Siné déconne !

Vieux con antisémite pour les uns, anar enragé pour les autres, Siné a accueilli Lyon Capitale dans les locaux (très enfumés) de son nouveau journal, Siné hebdo.

Siné, Bob ou Maurice. Qui connaît vraiment Monsieur "Sinet" ? Depuis 1981, il a tenu sa rubrique Siné sème sa zone dans Charlie Hebdo comme un tenancier de bar sait faire part de ses impressions toutes personnelles sur l'actualité, façon café du commerce, sans que jamais il ne parle vraiment de soi. Le bon patron de café détient le secret de cette familiarité qui sait garder l'intimité à bonne distance. Il est un peu comme ça Siné. Multiplier les patronymes garantit contre les risques de se faire démasquer. Siné pour les fidèles, Bob pour les intimes et Maurice Sinet pour l'état civil.

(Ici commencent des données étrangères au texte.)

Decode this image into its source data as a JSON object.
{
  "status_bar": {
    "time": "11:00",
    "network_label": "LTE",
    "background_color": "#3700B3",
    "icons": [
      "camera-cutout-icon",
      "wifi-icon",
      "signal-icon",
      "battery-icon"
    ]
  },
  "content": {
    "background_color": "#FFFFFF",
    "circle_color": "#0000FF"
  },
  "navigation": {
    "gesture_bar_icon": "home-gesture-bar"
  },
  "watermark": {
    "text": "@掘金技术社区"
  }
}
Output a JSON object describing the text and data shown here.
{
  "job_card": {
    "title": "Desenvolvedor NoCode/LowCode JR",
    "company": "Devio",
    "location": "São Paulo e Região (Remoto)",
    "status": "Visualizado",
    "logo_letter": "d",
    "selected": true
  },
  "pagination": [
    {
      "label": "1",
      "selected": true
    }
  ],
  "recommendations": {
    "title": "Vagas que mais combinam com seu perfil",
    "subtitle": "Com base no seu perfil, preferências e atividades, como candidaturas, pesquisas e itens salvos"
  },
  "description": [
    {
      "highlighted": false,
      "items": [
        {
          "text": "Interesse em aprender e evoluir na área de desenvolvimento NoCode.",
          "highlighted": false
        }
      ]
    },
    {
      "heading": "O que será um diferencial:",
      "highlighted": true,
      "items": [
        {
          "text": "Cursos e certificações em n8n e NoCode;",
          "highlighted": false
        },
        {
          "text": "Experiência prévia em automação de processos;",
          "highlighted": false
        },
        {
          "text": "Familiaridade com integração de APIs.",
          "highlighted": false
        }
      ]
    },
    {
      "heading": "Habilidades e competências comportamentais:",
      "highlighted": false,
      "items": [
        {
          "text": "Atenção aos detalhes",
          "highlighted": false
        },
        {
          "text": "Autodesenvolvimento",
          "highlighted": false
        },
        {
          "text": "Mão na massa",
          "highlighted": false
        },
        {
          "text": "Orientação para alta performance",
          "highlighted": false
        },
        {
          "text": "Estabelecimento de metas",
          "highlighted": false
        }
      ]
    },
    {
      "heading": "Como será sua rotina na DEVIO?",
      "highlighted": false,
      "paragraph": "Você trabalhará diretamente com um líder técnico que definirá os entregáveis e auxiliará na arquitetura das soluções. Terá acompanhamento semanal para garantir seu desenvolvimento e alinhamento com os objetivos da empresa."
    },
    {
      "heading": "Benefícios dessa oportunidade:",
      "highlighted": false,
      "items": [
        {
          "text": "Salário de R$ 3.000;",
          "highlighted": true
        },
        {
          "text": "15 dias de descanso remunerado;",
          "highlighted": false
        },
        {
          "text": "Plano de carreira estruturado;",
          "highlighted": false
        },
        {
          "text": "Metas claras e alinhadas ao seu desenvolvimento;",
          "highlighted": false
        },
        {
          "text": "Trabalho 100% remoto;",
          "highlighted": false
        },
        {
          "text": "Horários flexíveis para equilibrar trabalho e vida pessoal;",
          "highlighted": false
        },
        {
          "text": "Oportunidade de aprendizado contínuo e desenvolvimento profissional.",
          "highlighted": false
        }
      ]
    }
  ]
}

Il hérite du nom du mari de sa mère, Albert Sinet. Elle en divorcera pour retrouver le père naturel du petit Maurice, Laurent Versy. Ses parents sont morts chez lui. Il les a gardés jusqu'à la fin plutôt que les "foutre dans une maison de vieux". Lorsqu'il les évoque, Siné se montre peu bavard concernant sa mère. "Elle était rien du tout, simplement elle me disait bosse, faut gagner ta croûte pour dépendre de personne". Le souvenir de son père le rendra plus expansif : "ah moi j'adorais. C‘était mon maître à penser. Il était tatoué, alcolo, un peu analphabète. Il avait tous les défauts qu'on peut reprocher à un bon prolo. Il s'intéressait à la boxe et au foot. Tout ce que je déteste ! Le samedi soir, c'était les beuveries avec les potes. Vraiment une vie de con. Travailler toute la semaine pour se saouler la gueule le week-end. Ça fout le trac !" Abruti par son travail de ferronnier, le père sera condamné aux travaux forcés. Il détestait les flics, les curés, l'armée. "Moi j'ai pris tout ce côté" explique Siné pour justifier son anarchisme. "On n'avait pas de conversation. J'ai jamais parlé à mon père moi, on ouvrait un coup de rouge et on regardait la téloche". Être anar n'a donc rien d'une posture intellectuelle, d'un engagement ou d'un échafaudage théorique. C'est plutôt l'indice d'une attitude, d'un comportement ; être anar revient à un geste d'humeur, c'est l'humeur des classes aliénées par le capital, selon un lexique désormais usé.
Anar, c'est le plus pratique
Ce que Siné tire de son père, c'est moins une conviction que l'envie de se foutre de tout. "Ouais, anar', c'est le plus pratique. Y'a des mecs qui m'engueulent en disant que ce que je fais, c'est pas assez de gauche. Les vrais anars', les purs et durs de la fédération anarchiste, ils doivent me détester. Moi j'ai envie de me marrer avec tout le monde, de faire le con quoi !". Il fera tellement con qu'il ne gagnera aucun procès intenté contre lui et ses dessins. Parfois, il franchira même la ligne jaune. En 1982, dans le contexte de l'invasion du Liban par Israël et après l'attentat de la rue des rosiers à Paris, Siné déclarera sur les ondes de la radio Carbone 14 : "Je suis antisémite depuis qu'Israël bombarde. Je suis antisémite et je n'ai plus peur de l'avouer. Je vais faire dorénavant des croix gammées sur tous les murs... Rue des Rosiers, contre Rosenberg-Goldenberg, je suis pour. On en a plein le cul. Je veux que chaque Juif vive dans la peur, sauf s'il est pro palestinien. Qu'ils meurent ! Ils me font chier". Il s'excusera auprès de la Ligue contre le Racisme et l'Antisémitisme (LICRA) qui retirera sa plainte. "Le but du jeu, ça avait été de s'enfermer dans un studio avec Jean-Yves Lafesse avec une bouteille de whisky chacun et puis on avait dit l'émission se termine quand la bouteille sera vide. Pas étonnant que ça ait fait des dégâts. Mais y'avait pas que les Juifs, tout le monde y passait. J'avais chié sur les Arabes et tout. Le juge m'a même dit que c'était un vrai crime contre l'humanité. Oh, j'avais dit de belles conneries !".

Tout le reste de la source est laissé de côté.